KCTV appears on Russian satellite after Putin visit

The main satellite relay of North Korea’s Korean Central Television (KCTV) may have switched from a Chinese to a Russian satellite, significantly reducing the number of people who can view the broadcast.

The switch, if confirmed, comes less than two weeks after Russian President Vladimir Putin visited Pyongyang and the two countries committed to closer ties and increased cooperation, including in the media and information dissemination.

New satellite

KCTV has been relayed in high-definition via Chinasat-12 since 2020 via a signal that covered all of Asia, but on Monday morning, satellite viewers found the channel missing. It has occasionally been late on the air before, likely due to maintenance or technical reasons, but Monday’s outage is exceptional in that it lasted all day.

Sometime around time of Putin’s visit, KCTV appeared on the Express-103 satellite, according to data on Lyngsat. The website is an enthusiast-driven listing of satellite broadcasts worldwide.

Express-103 is operated by the Russian Satellite Communications Company and covers Russia and its near neighbors but totally cuts out much of Asia, Europe and Africa.

Compare the two coverage areas:

The Chinasat-12 signal covered all of Asia and the Middle East, and most of Australia, Africa and Europe:

Chinasat-12 coverage (Source: Chinasat)

The new Russian relay covers a much smaller area:

Coverage of the Express 103 satellite (Image: Russian Satellite Communications Company)

Reduced Audience

North Korean state media has made no announcement regarding a change, but they also didn’t when KCTV switched to Chinasat-12 in 2020. It’s possible the Chinasat signal is undergoing an extended outage and could return.

If the switch it permanent, it has dramatically cut the number of potential viewers to the service by several billion viewers. That makes the switch a curious choice for a service that is supposed to broadcast a polished view of North Korea to the world and contribute to a positive image of the country.

To be sure, KCTV’s primary audience was likely not large, but it was closely watched by analysts, foreign government officials, media and North Korea’s overseas diplomatic missions.

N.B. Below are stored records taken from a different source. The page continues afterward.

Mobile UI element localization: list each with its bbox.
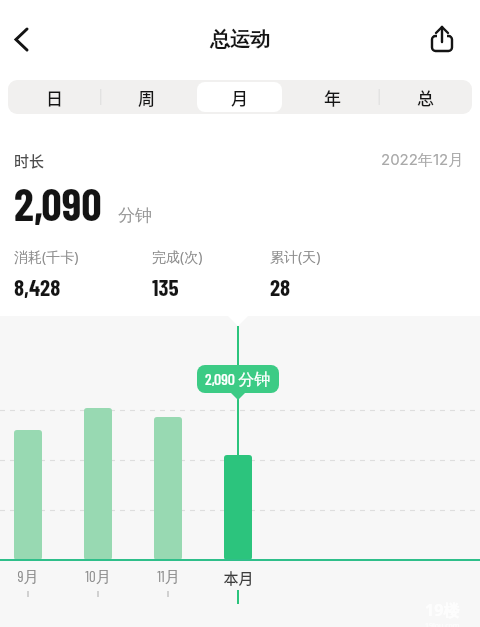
button[interactable]: 年 (286, 80, 379, 114)
staticText: 周 (138, 85, 155, 110)
staticText: 完成(次) (152, 247, 203, 266)
button[interactable] (430, 25, 454, 53)
staticText: 累计(天) (270, 247, 321, 266)
button[interactable] (8, 26, 34, 54)
staticText: 年 (324, 85, 341, 110)
button[interactable]: 月 (197, 82, 282, 112)
staticText: 总 (417, 85, 434, 110)
staticText: 月 (231, 85, 248, 110)
staticText: 28 (270, 273, 291, 301)
staticText: 本月 (223, 567, 254, 589)
staticText: 时长 (14, 150, 45, 172)
staticText: 10月 (85, 567, 111, 586)
staticText: 日 (46, 85, 63, 110)
button[interactable]: 周 (100, 80, 193, 114)
staticText: 135 (152, 273, 179, 301)
staticText: 2022年12月 (381, 150, 464, 169)
staticText: 2,090 分钟 (205, 369, 271, 390)
button[interactable]: 日 (8, 80, 100, 114)
staticText: 分钟 (118, 205, 152, 226)
staticText: 11月 (157, 567, 180, 586)
staticText: 消耗(千卡) (14, 247, 79, 266)
staticText: 总运动 (210, 27, 270, 52)
staticText: 2,090 (14, 176, 102, 230)
button[interactable]: 2,090 分钟 (197, 365, 279, 393)
button[interactable]: 总 (379, 80, 472, 114)
staticText: 9月 (17, 567, 39, 586)
staticText: 8,428 (14, 273, 61, 301)
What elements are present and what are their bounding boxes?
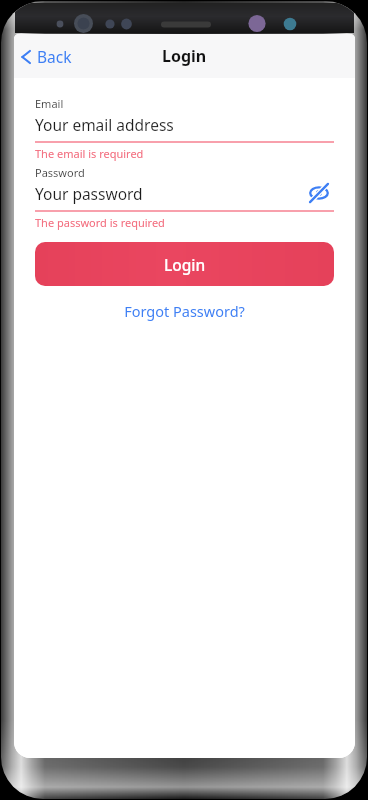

For now, a second satellite stream of the channel via Intelsat-21 to the Americas and Europe is unaffected. However, that channel broadcasts in standard definition so images are not quite as sharp and bright as the other feed.

Online Impact

North Korean TV is generally difficult to receive, requiring large satellite dishes that are at least 2-meters in diameter. For that reason, most people who see KCTV’s images do so via Internet streams or clips that are shared by a relatively small number of organizations that directly receive the satellite signal.

If the Chinasat relay has been shut down, this could affect the availability of KCTV’s images online to a wider audience.

The reach of KCTV images was already curtailed earlier this year when a main online source, the Uriminzokkiri website, was taken offline as part of North Korea’s new policy towards South Korea.